Relationship between the power spectral density of the Lagrangian velocity and the hierarchy of coherent vortices in turbulence

TL;DR

This study uses direct numerical simulations to explore how the hierarchy of coherent vortices influences the power spectral density of Lagrangian velocity in turbulence, revealing universal high-frequency behavior and non-universal low-frequency effects from forcing methods.

Contribution

It introduces a scale-decomposition method for Lagrangian velocity to analyze vortex contributions at different scales, clarifying the impact of large-scale flows on spectral formation.

Findings

Universal high-frequency spectral behavior observed across different forcing methods.

Large-scale flows contaminate the inertial range, affecting the Kolmogorov scaling.

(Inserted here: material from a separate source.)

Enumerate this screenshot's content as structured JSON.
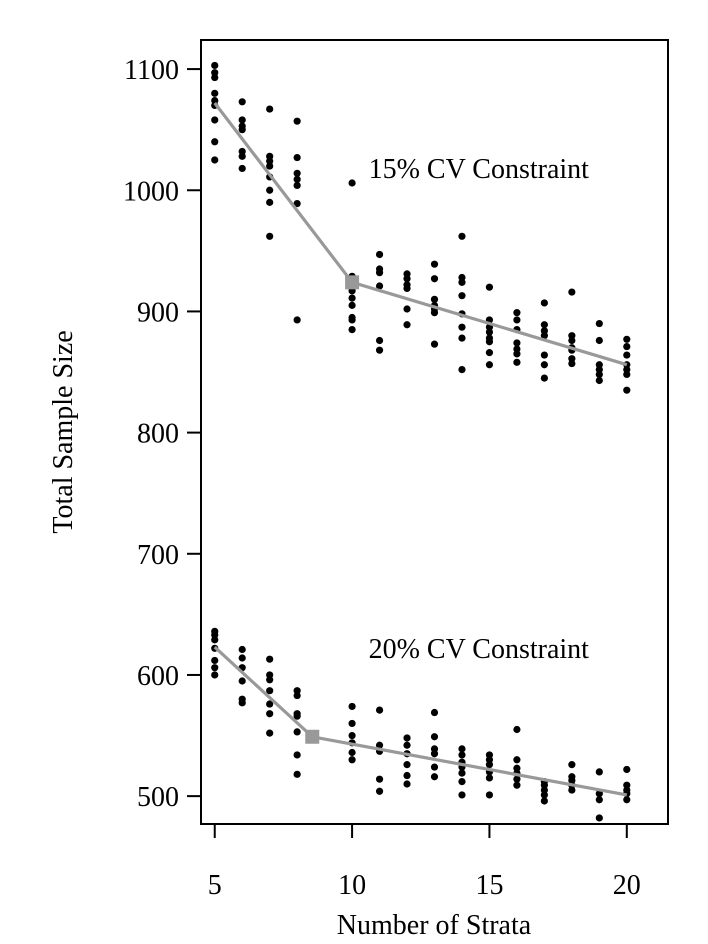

Eulerian velocity spectra are less affected by forcing methods than Lagrangian spectra.

Abstract

We conduct direct numerical simulations of developed turbulence in a periodic cube to investigate the formation mechanism of the power spectral density of the Lagrangian velocity. We compare the power spectral density of the Lagrangian velocity of turbulent flows with different forcing methods and Reynolds numbers. This systematic comparison demonstrates that universal behavior is observed in a narrow high-frequency regime, whereas non-universality originating from the forcing method broadly appears in a low-frequency regime. To reveal the formation mechanism of the spectra in terms of the hierarchy of coherent structures in turbulence, we propose a scale-decomposition method for the Lagrangian velocity, which enables us to evaluate the contribution of vortices at different scales. This scale-decomposition analysis directly demonstrates that the largest-scale flows driven by the external force can contaminate the Kolmogorov scaling of the Lagrangian velocity spectra formed by small-scale vortices in the inertial range, thus leading to the narrow Lagrangian inertial range. Furthermore, we provide evidence that this remarkable effect by the largest-scale flows is specific to the Lagrange velocity by demonstrating that the power spectral density of the Eulerian velocity is less sensitive to the forcing method.